Identification of Prognosis-Related Molecular Subgroups and Construction of a Prognostic Prediction Model Using Immune-Related Genes in Pancreatic Cancer

J Oncol. 2022 Jun 7:2022:7117014. doi: 10.1155/2022/7117014. eCollection 2022.

Abstract

Background: Pancreatic cancer patients with similar clinicopathological status exhibit substantially different therapeutic responses, which might be caused by the vast molecular heterogeneity of tumors. In this study, we attempted to identify specific molecular subgroups and construct a prognostic prediction model based on the expression level of immune-related genes in pancreatic cancer. The transcriptome profiling, single nucleotide variation, copy number variation, clinicopathological information, and follow-up data of pancreatic cancer patients were obtained from The Cancer Genome Atlas database. Thereafter, the immune-related genes with prognostic significance were identified for further consensus cluster analysis. The molecular characteristics and clinicopathological information were compared between the identified subgroups, and a weighted correlation network analysis was performed to identify the hub genes associated with the subgroups. Finally, the prognostic prediction model based on immune-related genes was established using the least absolute shrinkage and selection operator (LASSO) analysis.

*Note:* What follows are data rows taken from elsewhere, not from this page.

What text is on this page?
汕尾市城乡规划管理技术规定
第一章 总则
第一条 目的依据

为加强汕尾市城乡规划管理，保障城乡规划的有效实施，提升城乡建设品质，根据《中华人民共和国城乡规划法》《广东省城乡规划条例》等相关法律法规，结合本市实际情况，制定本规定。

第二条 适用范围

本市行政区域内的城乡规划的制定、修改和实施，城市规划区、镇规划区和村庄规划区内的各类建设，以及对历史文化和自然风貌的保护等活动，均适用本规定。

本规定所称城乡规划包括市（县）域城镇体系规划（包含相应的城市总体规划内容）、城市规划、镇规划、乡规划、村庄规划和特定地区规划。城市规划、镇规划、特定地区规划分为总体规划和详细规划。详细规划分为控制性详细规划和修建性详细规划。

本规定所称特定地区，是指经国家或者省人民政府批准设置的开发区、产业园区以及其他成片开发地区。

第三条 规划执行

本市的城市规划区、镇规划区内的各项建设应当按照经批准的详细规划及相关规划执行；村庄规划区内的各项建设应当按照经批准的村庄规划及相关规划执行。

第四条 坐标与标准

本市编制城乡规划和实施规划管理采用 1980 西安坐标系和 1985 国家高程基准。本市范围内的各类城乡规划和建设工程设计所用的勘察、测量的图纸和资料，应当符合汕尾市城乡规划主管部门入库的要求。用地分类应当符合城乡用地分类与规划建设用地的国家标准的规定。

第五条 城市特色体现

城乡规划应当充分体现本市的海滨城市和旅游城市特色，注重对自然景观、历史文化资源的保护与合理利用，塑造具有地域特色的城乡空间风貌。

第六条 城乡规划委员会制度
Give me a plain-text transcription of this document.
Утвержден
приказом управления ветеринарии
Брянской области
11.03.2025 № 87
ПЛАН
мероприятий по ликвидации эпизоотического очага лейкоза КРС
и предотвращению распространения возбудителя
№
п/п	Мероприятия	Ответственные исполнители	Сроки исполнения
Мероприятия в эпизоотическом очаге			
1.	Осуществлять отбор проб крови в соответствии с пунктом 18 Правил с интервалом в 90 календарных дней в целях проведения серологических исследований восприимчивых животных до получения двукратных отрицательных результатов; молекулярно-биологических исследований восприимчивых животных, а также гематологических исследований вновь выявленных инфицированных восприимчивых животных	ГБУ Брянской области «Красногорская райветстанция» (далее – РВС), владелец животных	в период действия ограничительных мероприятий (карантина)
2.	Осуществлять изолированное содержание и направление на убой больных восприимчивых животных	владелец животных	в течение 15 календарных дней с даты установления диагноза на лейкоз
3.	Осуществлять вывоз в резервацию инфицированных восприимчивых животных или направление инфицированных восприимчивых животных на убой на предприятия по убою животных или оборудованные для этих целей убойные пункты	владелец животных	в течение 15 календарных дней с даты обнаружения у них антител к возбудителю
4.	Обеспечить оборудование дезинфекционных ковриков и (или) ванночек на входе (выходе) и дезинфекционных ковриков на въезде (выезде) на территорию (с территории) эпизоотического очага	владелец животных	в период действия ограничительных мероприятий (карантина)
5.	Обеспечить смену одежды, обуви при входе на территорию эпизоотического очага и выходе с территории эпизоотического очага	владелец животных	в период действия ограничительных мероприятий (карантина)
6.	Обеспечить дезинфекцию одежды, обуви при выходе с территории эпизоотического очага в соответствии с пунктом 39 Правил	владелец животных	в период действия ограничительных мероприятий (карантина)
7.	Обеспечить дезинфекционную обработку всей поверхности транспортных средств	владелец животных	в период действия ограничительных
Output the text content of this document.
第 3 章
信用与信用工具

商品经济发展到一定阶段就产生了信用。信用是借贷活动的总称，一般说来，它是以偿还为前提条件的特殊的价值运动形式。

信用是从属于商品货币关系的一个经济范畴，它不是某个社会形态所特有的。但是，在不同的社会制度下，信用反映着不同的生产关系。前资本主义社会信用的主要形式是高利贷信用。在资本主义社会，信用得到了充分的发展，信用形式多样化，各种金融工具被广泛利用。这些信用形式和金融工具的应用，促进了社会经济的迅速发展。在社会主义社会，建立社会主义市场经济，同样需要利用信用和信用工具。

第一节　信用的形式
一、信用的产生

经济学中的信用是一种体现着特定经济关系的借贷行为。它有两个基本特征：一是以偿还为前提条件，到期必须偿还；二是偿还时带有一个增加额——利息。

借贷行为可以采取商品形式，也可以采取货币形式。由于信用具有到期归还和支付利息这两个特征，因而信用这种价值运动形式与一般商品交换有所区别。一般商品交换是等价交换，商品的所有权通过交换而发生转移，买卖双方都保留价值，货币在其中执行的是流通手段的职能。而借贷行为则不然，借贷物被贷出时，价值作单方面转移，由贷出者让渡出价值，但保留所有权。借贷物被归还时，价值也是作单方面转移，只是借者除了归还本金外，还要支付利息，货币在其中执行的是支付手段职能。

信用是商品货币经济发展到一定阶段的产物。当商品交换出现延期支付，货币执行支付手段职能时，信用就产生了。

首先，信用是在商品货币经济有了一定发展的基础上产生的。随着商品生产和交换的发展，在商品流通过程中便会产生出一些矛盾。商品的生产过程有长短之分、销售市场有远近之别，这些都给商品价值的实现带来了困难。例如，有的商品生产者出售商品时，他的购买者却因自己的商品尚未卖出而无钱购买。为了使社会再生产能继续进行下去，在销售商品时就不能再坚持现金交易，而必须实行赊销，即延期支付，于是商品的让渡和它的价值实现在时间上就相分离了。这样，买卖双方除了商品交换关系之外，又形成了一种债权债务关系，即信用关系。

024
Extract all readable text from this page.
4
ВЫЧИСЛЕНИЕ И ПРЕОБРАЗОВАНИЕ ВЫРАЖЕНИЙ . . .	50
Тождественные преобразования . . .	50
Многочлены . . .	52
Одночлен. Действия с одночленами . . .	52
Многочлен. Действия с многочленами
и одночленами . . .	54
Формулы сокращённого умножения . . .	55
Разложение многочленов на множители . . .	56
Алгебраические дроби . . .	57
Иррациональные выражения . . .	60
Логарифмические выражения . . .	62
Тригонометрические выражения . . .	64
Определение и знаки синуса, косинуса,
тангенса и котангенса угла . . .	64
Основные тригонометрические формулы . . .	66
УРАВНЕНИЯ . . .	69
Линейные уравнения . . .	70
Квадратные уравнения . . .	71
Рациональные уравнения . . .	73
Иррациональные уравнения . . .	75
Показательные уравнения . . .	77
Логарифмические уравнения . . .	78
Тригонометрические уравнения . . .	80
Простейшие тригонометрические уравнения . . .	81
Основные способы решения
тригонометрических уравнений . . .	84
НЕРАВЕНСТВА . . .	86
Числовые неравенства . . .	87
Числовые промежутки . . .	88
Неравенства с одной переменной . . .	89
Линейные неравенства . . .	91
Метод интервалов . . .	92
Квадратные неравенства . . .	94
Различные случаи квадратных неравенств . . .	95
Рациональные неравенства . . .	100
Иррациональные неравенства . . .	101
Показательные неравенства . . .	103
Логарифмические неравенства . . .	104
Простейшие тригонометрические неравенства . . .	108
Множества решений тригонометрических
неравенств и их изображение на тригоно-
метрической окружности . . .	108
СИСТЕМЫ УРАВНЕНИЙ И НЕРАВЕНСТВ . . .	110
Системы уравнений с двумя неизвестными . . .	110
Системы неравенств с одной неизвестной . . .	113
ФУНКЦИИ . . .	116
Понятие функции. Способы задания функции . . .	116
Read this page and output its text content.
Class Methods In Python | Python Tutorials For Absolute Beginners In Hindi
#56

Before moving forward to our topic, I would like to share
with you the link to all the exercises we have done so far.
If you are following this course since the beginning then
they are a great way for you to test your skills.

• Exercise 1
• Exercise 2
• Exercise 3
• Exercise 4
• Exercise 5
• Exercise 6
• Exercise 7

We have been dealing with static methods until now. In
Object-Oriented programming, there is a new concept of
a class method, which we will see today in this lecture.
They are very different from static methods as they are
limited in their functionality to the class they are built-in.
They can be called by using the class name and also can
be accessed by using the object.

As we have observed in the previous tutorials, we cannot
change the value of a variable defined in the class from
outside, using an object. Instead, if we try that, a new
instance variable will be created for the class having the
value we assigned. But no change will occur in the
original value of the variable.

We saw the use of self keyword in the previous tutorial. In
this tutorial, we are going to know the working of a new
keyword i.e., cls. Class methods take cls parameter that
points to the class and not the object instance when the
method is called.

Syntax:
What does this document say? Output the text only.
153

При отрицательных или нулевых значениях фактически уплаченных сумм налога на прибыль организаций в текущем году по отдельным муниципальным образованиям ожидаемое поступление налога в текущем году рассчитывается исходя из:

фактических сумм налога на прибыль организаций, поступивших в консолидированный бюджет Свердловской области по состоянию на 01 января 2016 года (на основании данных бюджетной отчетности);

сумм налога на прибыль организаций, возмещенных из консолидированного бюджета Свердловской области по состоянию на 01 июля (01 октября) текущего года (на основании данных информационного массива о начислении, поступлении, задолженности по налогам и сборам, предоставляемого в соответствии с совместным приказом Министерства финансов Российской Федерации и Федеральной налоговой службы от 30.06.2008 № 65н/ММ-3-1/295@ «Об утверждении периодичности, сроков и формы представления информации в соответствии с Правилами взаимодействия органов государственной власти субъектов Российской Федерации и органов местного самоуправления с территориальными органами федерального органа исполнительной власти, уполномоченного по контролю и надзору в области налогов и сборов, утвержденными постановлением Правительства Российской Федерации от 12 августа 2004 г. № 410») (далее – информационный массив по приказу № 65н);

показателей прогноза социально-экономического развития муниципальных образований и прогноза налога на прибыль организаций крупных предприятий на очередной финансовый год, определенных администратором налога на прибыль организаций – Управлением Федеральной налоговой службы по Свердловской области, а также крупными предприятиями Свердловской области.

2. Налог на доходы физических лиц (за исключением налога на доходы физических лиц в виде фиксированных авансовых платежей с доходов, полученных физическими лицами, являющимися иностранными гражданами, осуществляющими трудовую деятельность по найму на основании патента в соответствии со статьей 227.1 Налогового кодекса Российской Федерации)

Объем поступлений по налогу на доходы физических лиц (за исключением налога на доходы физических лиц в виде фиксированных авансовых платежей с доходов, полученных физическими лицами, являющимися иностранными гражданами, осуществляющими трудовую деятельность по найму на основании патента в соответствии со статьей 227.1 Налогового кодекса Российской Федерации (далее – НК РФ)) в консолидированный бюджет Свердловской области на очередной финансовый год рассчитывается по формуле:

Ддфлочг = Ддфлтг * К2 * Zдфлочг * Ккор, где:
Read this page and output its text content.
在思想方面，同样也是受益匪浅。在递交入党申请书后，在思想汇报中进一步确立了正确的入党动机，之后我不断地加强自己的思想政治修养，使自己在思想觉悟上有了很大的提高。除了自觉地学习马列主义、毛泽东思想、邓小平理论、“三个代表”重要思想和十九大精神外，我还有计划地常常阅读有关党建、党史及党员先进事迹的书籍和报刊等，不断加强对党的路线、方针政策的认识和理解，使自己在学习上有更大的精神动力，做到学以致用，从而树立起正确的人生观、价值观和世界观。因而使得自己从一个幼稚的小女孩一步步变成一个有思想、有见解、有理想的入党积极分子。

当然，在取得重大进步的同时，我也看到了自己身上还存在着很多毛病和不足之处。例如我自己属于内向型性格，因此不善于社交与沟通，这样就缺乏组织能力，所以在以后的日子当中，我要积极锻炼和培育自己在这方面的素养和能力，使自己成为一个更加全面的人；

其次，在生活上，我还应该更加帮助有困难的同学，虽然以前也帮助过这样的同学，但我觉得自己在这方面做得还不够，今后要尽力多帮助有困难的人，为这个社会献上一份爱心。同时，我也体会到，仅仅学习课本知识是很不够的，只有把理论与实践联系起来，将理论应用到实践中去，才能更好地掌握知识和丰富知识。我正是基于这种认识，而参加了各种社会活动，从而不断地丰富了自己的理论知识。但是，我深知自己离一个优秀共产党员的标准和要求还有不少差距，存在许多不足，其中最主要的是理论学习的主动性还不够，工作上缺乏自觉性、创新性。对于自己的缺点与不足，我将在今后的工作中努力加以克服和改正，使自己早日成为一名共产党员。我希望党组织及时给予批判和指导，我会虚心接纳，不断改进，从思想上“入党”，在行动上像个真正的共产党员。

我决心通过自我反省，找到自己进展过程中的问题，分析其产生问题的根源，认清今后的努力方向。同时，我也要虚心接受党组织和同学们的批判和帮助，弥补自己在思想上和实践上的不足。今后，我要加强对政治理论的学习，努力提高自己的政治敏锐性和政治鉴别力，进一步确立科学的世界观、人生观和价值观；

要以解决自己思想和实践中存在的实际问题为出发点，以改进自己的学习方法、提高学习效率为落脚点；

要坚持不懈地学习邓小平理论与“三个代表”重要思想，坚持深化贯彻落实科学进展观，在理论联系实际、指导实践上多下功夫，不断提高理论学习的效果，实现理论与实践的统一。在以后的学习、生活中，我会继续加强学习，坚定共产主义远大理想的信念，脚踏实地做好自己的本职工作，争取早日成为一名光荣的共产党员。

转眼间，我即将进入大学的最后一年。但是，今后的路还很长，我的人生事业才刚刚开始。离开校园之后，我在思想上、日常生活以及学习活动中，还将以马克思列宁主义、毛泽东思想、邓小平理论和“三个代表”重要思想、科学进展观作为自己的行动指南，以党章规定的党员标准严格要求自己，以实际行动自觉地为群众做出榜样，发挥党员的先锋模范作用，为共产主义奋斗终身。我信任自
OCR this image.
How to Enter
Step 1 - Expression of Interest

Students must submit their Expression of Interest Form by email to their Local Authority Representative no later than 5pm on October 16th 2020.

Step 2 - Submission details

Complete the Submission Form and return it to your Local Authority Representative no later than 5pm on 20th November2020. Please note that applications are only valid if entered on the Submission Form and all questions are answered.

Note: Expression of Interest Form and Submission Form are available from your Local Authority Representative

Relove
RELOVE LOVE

Results: A total of 67 immune-relevant genes with prognostic significance were selected and used for the consensus cluster analysis. The total samples were divided into two groups, C1 and C2. The subgroup C1 had a significantly worse prognosis than C2, as well as lower levels of immune cell infiltration, which indicate an immunosuppressed state. The mutational rate of the cancer-related genes including KRAS, TP53, and RNF43 was higher in the C1 subgroup. The C1 subgroup was associated with more advanced tumor grade and T stage and with higher mortality. Using LASSO regression, we developed a prognostic prediction model based on the expression levels of 19 immune-related genes, which we validated in three external data sets. In addition, we identified four potential therapeutic and prognostic biomarkers (TNNT1, KCNN4, SH2D3A, and PHLDA2).

Conclusion: We identified two novel molecular subgroups of pancreatic cancer and developed a prognostic prediction model based on the expression levels of immune-related genes, which could be used in a clinical setting and could aid in unraveling the molecular processes leading to the development of pancreatic cancer.